Printed newspapers have become endangered as digital distribution has transformed the news business and the ways that people access information. This talk returns to the decades in our previous century when the printed newspaper thrived as the center of the news cycle, and it highlights some of the hidden landscapes, labor, and infrastructures enabling that. Twentieth-century newspapers were not just outlets for news but were also the material products of industrial capitalism manufactured by business firms organized like those in other mass production industries. These firms drew upon natural raw materials and developed infrastructures of production and distribution gathering large and diverse human labor forces including lumber jacks, paper mill operators, and newsboys. We often think about printed texts as relationships between authors and readers, but this talk draws attention to some of the hidden materials, people, and infrastructures involved in producing and circulating printed newspapers.
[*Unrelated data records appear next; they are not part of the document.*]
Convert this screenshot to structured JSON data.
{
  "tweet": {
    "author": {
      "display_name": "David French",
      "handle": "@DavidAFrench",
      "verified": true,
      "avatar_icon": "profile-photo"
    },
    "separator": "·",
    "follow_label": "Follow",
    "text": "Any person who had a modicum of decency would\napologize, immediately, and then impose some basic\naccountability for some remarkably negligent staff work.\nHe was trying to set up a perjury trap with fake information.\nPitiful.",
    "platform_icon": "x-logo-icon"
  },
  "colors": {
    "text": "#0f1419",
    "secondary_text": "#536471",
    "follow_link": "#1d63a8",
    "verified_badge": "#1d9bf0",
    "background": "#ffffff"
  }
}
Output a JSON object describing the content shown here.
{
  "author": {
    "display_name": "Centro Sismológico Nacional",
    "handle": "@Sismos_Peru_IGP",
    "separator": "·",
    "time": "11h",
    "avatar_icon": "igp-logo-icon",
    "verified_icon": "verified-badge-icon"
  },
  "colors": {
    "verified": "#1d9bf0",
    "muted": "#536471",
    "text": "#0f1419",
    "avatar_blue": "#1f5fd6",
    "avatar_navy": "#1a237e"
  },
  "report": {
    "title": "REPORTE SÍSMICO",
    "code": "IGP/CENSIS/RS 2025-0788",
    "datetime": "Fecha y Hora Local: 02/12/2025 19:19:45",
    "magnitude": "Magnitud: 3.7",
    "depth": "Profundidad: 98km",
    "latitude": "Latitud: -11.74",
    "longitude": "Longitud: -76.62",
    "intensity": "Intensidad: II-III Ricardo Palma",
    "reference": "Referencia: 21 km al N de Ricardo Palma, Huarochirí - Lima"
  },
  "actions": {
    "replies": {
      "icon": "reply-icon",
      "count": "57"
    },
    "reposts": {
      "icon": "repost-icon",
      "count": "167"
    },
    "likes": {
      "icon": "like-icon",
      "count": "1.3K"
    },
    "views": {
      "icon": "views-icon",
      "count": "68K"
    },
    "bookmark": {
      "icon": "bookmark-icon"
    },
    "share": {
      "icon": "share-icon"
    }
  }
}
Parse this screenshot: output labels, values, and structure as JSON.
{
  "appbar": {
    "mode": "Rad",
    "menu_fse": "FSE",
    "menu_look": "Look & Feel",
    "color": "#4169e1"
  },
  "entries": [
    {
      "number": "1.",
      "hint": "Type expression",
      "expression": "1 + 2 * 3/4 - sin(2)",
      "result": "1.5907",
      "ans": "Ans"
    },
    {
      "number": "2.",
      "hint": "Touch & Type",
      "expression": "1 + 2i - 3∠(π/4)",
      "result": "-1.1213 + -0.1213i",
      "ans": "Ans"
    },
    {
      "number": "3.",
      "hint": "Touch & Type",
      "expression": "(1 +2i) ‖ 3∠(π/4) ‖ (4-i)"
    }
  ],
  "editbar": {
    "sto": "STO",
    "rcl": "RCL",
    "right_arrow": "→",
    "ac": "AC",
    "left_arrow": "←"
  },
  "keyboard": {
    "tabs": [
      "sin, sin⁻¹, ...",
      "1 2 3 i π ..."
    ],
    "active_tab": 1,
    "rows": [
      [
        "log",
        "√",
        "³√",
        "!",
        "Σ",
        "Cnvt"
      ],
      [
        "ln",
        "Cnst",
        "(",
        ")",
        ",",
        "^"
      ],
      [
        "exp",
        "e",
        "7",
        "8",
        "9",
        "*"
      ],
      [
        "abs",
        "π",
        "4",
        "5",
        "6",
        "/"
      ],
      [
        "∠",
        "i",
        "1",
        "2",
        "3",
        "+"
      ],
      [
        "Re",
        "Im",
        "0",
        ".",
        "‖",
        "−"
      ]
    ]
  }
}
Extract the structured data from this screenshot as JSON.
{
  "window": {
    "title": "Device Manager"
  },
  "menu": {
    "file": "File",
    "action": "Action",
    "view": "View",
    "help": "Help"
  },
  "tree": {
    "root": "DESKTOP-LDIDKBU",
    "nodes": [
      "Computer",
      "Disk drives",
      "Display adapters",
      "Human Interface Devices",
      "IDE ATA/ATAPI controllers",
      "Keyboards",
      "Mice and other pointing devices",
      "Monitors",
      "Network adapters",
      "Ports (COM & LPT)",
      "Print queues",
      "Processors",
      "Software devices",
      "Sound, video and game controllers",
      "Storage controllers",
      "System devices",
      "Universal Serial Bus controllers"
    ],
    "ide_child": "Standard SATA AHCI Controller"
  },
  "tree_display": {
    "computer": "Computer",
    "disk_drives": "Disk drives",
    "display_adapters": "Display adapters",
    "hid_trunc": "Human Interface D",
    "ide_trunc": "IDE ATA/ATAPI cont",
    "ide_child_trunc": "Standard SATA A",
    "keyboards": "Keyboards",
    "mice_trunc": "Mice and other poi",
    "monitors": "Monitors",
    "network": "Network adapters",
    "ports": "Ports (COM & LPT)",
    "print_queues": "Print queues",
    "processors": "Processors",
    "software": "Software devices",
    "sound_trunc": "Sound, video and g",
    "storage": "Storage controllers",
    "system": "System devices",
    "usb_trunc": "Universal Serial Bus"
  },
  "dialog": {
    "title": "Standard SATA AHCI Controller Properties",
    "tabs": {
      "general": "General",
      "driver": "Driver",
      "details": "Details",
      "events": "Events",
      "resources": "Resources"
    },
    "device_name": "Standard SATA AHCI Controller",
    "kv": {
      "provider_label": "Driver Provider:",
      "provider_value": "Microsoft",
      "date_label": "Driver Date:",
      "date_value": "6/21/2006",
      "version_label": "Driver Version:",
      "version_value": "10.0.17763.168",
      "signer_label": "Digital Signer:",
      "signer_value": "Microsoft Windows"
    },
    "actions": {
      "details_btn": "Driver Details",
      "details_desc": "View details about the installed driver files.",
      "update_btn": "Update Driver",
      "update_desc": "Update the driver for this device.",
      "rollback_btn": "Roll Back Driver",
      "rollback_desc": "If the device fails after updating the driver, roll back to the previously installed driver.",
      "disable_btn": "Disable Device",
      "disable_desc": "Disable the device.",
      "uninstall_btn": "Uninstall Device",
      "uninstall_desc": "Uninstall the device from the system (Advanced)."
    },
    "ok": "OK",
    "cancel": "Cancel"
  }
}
Headshot of a man with a gray suit jacket over a collared shirt.

About the Speaker

Michael Stamm is Professor of History at Michigan State University. He received his B.A. in English from UC Berkeley in 1994 and his Ph.D. in History from the University of Chicago in 2006. He has been at MSU since 2008, and he has served as Chairperson of the History Department since 2022. He is a political, cultural, and environmental historian specializing in media and journalism history. His first book, Sound Business: Newspapers, Radio, and the Politics of New Media (University of Pennsylvania Press, 2011), traced how American newspapers have responded to competition from “new media,” which in the decades after 1920 meant radio broadcasting. His most recent book is Dead Tree Media: Manufacturing the Newspaper in Twentieth-Century North America (Johns Hopkins University Press, 2018), which offers a history of the printed newspaper tracing its production from the forest to the reader. In 2019, the book received Canadian Business History Association’s Best Book Prize. He is currently completing a book entitled Communicating with Nature: Agriculture, Materiality, and the Industrial Information Age, which traces the use of farm crops in the manufacturing of paper and ink and in the circulation of public information. 


This event is part of Rare Book School’s 2026 Summer Lecture Series.